A swift, panicky call to my bank and the awful truth was revealed. My credit card had been cloned. A familiar tale of woe, but one which happily in this case, was resolved within hours by my understanding bank. At no cost to me. Apparently they’re hot on the heels of the fraudster even as I type.
What’s all this go to do with Snorestore?
Every day, there are a number of orders which come through the Snorestore website which on first glance, look perfectly normal. But on closer inspection, there are signs suggesting that something’s not quite right.
It could be the time of day the order is placed: very close to our cut-off point for same-day despatch (2pm since you ask), or from a customer with a non-UK email address, or simply, a large order paid for by someone using a hotmail account, with different billing and delivery addresses.
Mostly though, it’s our credit card transaction processors HSBC and SagePay who alert us to inconsistencies. This happens immediately and the transaction, or attempted transaction, is flagged as potentially fraudulent.
What do we do in this situation? Sometimes, it’s clear that the customer has made a genuine mistake and hasn’t managed to put the correct information into the order form. We’re not saying what sort of mistakes these are, for obvious reasons, but many involve students, we will tell you that. Snorestore’s staff then ‘phone the customer and the matter is usually sorted out in a matter of minutes.
Other flagged transactions, though, are a bit more tricky. We don’t call the customer in this instance. We email. We explain the position and we ask for a response within 2 days. If that response isn’t forthcoming, the transaction is never processed to payment and the card used is never charged.
This causes some inconvenience on both sides, for us in terms of the amount of time it takes to follow up a risky transaction, and for the customer, who may have made a genuine error and thus have to answer some questions before we are prepared to ship their stuff.
Mostly though, this inconvenience is trivial.
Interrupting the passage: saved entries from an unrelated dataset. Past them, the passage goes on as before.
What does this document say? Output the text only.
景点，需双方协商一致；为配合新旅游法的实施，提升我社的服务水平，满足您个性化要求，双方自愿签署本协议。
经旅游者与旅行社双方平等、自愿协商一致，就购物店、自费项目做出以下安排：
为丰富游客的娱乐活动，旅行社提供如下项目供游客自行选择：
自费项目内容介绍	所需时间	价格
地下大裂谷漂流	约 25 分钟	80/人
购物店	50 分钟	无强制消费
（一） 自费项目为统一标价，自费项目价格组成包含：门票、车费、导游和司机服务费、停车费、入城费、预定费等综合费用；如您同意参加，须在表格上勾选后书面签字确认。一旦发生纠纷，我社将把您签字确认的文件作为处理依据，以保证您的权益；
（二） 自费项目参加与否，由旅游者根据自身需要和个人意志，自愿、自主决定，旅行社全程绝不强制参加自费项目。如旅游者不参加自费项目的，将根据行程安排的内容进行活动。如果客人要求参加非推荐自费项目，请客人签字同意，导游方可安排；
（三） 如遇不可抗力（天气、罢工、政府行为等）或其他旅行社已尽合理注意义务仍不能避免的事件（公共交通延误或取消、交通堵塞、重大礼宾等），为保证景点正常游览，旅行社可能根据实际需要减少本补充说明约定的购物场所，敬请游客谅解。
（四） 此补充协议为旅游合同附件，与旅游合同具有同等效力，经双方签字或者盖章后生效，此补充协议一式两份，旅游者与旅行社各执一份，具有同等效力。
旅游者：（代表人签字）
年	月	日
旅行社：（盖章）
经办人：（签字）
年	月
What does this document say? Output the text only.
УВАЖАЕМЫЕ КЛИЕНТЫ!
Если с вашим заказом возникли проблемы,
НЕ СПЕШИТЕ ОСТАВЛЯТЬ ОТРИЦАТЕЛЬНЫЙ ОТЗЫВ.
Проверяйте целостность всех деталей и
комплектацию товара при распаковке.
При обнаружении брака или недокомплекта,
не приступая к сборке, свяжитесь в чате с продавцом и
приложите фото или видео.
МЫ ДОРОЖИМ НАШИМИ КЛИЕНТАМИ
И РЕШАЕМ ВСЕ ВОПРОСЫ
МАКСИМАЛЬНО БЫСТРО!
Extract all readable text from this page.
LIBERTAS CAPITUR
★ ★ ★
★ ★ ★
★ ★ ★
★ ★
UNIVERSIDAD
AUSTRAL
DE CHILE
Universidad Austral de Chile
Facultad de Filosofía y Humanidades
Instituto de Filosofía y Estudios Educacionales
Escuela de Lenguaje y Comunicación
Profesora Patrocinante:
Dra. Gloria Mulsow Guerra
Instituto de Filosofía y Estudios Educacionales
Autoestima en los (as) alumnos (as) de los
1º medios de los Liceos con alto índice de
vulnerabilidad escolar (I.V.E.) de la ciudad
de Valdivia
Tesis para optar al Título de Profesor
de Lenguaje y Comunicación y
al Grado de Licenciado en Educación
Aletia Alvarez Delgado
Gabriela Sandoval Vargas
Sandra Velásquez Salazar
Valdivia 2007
We reckon we intercept about 5 fraud attempts a week through a combination of our own scrutiny of order details, and the banks’ alerting system.
How do we know they’re fraudulent? Because if we don’t hear back from the “customer” when we email them asking for more details, we have to assume they were doing something they shouldn’t with someone else’s money. You’d be amazed how many people quietly disappear when challenged.